The Advantages of MPLS
The benefits of using MPLS are plentiful. It allows businesses to send and receive traffic across multiple branches. It doesn’t matter how geographically dispersed those locations are. MPLS ensures that on-net data travels efficiently. The technique has done a lot to improve communications and make multi-branch organizations possible.
MPLS does a lot to improve performance, too. For end-users, it streamlines data transfer and reduces bandwidth usage. Because the paths are predetermined, MPLS can also cut back on network congestion.
Another unique perk is the inherent safety involved. Sending sensitive data over standard Internet traffic has its risks. You can always experience interception, denial-of-service attacks, and more.
MPLS eliminates those issues because it acts as a private network. While it might not provide encryption, the technique is partitioned off from the public Internet. As a result, it’s not vulnerable to those cybersecurity risks.
The Disadvantages of MPLS
There’s a lot to gain from using MPLS. However, it’s not a perfect technique. It was once the go-to, but evolving changes are making many businesses turn away from it.

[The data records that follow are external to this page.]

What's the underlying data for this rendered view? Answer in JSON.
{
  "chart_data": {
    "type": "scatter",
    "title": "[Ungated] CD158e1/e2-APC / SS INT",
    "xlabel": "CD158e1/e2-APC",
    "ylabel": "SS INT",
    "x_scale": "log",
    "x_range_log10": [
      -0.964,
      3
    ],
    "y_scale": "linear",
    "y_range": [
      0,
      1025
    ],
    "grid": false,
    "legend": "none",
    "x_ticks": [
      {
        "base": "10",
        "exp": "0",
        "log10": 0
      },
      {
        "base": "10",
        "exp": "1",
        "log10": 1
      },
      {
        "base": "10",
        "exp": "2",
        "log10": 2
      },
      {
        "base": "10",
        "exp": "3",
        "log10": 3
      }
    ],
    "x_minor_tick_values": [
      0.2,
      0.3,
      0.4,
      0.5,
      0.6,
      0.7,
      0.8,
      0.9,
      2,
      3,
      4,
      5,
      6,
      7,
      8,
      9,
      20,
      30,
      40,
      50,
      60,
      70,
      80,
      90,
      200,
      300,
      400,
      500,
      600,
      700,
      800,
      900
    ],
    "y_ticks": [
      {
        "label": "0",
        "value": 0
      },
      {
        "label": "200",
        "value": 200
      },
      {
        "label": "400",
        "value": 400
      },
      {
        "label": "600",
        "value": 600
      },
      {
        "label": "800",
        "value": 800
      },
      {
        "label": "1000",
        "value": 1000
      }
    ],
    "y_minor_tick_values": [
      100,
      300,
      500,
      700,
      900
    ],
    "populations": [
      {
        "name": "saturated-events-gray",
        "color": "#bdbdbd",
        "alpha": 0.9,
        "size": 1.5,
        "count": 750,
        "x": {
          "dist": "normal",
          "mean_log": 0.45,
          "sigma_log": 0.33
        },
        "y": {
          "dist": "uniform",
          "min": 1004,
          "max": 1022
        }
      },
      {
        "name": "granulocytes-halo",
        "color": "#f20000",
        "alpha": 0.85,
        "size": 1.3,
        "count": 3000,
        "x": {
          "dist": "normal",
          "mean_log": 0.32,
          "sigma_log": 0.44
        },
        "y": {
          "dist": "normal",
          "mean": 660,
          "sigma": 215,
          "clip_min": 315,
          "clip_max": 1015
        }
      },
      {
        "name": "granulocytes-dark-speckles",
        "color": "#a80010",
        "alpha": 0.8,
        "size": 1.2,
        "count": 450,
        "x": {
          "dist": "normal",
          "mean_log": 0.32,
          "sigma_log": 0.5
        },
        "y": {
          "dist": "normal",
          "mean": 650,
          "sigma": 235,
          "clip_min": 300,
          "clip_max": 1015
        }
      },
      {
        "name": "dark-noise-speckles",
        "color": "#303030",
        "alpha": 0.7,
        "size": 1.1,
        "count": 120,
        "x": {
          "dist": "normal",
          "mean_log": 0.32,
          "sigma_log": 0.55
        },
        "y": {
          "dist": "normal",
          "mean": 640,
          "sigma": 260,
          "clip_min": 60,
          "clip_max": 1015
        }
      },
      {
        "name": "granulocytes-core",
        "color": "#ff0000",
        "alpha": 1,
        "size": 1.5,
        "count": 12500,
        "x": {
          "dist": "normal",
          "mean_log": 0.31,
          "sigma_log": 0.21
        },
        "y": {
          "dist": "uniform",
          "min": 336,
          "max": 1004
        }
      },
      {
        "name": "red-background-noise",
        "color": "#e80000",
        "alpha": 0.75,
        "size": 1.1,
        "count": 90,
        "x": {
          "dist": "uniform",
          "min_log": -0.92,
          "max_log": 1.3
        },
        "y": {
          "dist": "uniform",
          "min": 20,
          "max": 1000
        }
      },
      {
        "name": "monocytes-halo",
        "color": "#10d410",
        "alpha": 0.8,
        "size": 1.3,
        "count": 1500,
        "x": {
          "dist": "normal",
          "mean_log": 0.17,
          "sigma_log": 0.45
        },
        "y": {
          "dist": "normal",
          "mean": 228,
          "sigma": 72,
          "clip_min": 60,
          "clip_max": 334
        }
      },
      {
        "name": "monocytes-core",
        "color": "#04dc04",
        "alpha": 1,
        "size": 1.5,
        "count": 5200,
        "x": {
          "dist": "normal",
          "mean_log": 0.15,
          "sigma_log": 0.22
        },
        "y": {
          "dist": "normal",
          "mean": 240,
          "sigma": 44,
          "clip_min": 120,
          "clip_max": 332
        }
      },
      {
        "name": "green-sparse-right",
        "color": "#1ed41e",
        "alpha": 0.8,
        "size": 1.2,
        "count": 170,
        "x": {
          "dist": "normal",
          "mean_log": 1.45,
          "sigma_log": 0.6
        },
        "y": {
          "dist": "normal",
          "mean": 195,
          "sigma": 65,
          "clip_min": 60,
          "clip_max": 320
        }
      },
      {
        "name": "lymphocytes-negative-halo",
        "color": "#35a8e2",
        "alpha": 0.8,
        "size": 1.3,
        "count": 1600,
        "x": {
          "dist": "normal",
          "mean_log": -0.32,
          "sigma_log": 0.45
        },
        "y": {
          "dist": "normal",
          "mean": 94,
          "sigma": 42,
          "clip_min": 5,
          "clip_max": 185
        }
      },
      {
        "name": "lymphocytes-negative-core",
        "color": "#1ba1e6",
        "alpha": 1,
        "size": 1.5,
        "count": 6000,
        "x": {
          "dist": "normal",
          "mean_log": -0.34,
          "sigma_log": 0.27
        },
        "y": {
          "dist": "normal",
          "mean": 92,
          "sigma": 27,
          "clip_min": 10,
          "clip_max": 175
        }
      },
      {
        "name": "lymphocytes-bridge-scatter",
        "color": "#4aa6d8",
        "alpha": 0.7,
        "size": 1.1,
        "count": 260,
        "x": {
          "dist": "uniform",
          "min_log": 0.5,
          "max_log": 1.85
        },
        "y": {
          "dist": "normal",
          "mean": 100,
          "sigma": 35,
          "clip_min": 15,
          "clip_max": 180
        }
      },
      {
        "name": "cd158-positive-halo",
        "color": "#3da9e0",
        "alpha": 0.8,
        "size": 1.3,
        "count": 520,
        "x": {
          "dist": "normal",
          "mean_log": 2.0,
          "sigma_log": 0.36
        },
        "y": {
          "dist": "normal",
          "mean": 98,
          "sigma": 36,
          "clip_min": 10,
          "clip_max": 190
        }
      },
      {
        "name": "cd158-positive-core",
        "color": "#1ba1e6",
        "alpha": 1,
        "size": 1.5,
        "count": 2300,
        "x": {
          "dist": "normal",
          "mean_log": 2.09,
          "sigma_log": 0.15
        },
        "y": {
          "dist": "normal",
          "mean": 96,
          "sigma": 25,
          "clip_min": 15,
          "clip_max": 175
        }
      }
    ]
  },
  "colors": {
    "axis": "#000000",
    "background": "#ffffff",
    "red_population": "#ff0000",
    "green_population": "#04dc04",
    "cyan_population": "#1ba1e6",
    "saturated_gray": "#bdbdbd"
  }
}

MPLS operates on a hub-and-spoke model. Business headquarters act as the hub. Routers send the IP packets through the central hub, creating a bandwidth choke point.
With cloud technology becoming more widespread with every passing year, MPLS is taking a back burner. With cloud technology, data travels to the cloud rather than to servers at headquarters. It lacks the inherent chokepoint, making MPLS less efficient.
The most popular alternative to MPLS is SD-WAN. SD-WAN stands for software-defined wide-area network. Like MPLS, its primary purpose is to improve communication and data transfer between multiple locations in the same organization.
The main difference, however, is that SD-WAN has an architecture that keeps cloud technology in mind. It also offers built-in encryption. While MPLS doesn’t play well with the cloud, SD-WAN takes full advantage of the cloud’s flexibility. For this reason, some businesses are turning away from MPLS in favor of SD-WAN.
Generally, SD-WAN makes sense for small and medium-sized businesses. However, larger organizations with existing MPLS networks can take advantage of both technologies. MPLS is great for taking care of connections between point-to-point locations. It can also handle legacy apps. Meanwhile, SD-WAN will offload Internet traffic and manage more modern tasks.
Contrary to popular belief, MPLS is not officially dead. Businesses still use it, adopting a hybrid approach that provides the best of both worlds.
At the time of its introduction, MPLS was a game-changer that allowed businesses to stay connected regardless of the physical distance between them. It sped up traffic and improved efficiency across the board. While it’s on the way out for some, MPLS continues to serve businesses well. For the time being, it’s here to stay.